Without a rubric of what these things mean, I am hesitant to make the switch. But if all these kinks get ironed out, I’m all for the standardization idea.
el jefe: as i twittered earlier, i agree with your sentiment; the rating is just the maraschino cherry on top of a verbose, passionate review of the wine in question. unfortunately, i’m the mr. spock of wine bloggers right now and will need some feedback for recovery 🙂 check out my review of your totally awesome pet a bit later on…
jason: yes, the peterson review was sucked in from winelog. there are some things i’d like you to tweak… just look at the snooth output and send me an email.
deb: don’t loose faith 😉 half-points are your friend (just read ryan’s comment on the other post for details). as you can see from here, my first 2 wines had the same ‘4’ for a score but one was a 3.5 and the other nearly a 4.5… 5 points is not enough room for me. another thing to think about is a 90 point wine would be a ‘5’; so would a 99 point wine. at the top of the scale, a half-point is important.
Tim: I read Ryan’s comments. That’s what made me lose faith! So does “a 90 point wine would be a 5; so would a 99 point wine.” Right. What’s the problem? They’re both amazing wines! I think I’ll wait and see but right now this is just the 100 point scale under a different name.

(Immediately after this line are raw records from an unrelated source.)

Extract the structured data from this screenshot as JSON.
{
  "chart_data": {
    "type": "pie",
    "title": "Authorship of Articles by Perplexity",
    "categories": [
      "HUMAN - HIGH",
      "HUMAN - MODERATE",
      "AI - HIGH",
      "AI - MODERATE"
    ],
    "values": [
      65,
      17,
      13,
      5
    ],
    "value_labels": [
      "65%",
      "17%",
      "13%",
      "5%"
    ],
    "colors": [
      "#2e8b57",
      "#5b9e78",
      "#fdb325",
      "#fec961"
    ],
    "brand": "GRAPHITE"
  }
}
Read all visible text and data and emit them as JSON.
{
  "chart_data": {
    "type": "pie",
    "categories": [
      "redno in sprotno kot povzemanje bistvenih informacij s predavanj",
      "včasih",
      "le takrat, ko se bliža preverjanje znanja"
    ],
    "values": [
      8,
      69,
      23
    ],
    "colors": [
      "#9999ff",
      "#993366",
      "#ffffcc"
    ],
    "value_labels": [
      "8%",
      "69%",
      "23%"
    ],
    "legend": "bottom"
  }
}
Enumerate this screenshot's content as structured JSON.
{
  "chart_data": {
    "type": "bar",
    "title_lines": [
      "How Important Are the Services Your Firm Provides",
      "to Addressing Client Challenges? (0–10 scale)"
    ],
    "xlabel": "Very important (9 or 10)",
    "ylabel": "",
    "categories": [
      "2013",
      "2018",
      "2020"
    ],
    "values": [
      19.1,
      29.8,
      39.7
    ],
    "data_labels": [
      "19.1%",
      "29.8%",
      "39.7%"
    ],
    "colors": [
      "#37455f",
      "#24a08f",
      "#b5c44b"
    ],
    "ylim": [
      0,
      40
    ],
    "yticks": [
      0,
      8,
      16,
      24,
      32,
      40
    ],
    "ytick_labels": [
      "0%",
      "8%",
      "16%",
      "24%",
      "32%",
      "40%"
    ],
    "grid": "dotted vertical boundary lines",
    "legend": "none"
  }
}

Deb: I’m beginning to think that a unified rating scale is like herding unicorns but I don’t think it is as controversial as the 100-point scale. What I like about 5-stars with 1/2-star increments is a level of precision but it’s also loose enough so everyone doesn’t just chase 95+ point wines.
But then again maybe Pete Townshend was right, “Meet the new boss/
Same as the old boss…”
Cheers!
Tim:
The expression I love best is “it’s like trying to put bullfrogs into a wheelbarrow.”
Look, I think having a WineBlogger Standard Rating System could be great. Stars, hearts, wine glasses, unicorns–all fine by me.
To be a standard system, though, it doesn’t require that people use the same symbol. It requires that we have the same standard of judging. Within that there will be subjective variation, of course. But if I give stars for value, someone else for perfection, and someone else cause they like it, we aren’t producing a comprehensible rating but something that would not be useful because there were no criteria.
Ryan has articulated a 5-point system rubric on Catavino. I have big quibbles with the top end and the bottom end of that spectrum. But I think for this to gain acceptance we need to focus less on the half points and the icons and more on what they stand for. And it still may not work for what all wine bloggers want to accomplish with their blogs.
I have huge respect for what you’re trying to do, and will continue to put in my .02 as I try to imagine adopting the system.